An issue for landscapers is that they are awarded a job at a fixed dollar amount quite some time before actual delivery, so it’s often impossible for them to pass on unforeseen costs to their customers.

“With the demand for material being so high, I don’t see nurseries eating that cost when they can easily sell material to another customer,” adds Moore.

A driver who’s reached the time limit but still has a load of plants to offload could be a costly problem.

“On a 90-degree day, you have a load of trees on a truck. The truck runs into traffic problems on a highway like I-95 for example, and then runs out of hours and has to pull into a rest stop in the middle of the day when the sun is baking on a dark colored nursery tarp — usually double-tarped if the leaves are out on top of that,” explains Moore. “The delivery shows up with, say, $15,000 worth of trees and they are all rejected because the leaves are severely wilted, balls are bone dry and the customer has legitimate concerns about their survival. In addition to that, you have a strained relationship with your customer and they desperately need those trees replaced to complete the job, which most likely aren’t available or can’t be dug. Trees are usually dug beforehand while they are dormant, and survivability decreases almost 80 percent if dug in-leaf without lots of extra additives and day-to-day care after planting.”
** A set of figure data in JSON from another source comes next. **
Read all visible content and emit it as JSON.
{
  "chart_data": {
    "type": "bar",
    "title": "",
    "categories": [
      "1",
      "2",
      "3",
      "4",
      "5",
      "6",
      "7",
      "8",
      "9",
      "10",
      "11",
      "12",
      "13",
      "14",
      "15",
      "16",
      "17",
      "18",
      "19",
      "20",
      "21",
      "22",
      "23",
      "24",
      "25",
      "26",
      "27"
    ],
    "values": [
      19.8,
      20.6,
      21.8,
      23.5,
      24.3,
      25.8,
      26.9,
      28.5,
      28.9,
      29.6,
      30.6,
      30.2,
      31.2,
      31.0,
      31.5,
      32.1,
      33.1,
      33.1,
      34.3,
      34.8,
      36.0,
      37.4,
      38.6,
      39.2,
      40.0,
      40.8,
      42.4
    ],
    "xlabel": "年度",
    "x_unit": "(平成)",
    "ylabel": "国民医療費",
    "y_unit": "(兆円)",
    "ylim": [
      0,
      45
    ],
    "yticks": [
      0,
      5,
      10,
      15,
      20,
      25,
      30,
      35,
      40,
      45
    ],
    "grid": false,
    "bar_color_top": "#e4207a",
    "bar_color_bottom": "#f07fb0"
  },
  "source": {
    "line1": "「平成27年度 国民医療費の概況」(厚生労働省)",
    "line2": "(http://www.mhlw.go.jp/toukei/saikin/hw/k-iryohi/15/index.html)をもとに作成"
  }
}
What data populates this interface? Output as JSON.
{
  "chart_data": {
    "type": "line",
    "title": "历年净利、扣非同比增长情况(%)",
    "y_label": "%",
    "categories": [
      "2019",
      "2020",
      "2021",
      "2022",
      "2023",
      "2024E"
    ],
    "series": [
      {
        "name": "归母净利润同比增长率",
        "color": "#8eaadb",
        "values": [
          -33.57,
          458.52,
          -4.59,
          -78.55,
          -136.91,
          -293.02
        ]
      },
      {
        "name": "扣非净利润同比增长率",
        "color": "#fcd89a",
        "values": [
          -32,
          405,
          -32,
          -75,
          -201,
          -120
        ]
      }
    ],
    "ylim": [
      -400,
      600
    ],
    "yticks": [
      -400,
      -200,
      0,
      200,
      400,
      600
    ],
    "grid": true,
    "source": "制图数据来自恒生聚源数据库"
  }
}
Coley says AmericanHort is continuing to lobby for the horticulture industry pertaining to the new regulations.

“We have alerted them to the compliance dates that were and are coming up as well as stipulations of potential exemptions. We are waiting for guidance from the Department of Transportation with regard to what industries fall under the agricultural exemption. AmericanHort will continue the effort for our growers and crops to be properly recognized as agriculture. FMCSA has stated that they will provide additional guidance.”

As with any new federal law, it seems that only time will tell how much significance the ELD rule will have on growers and nurseries, both large and small.

John Torsiello is a Torrington, Conn.-based writer.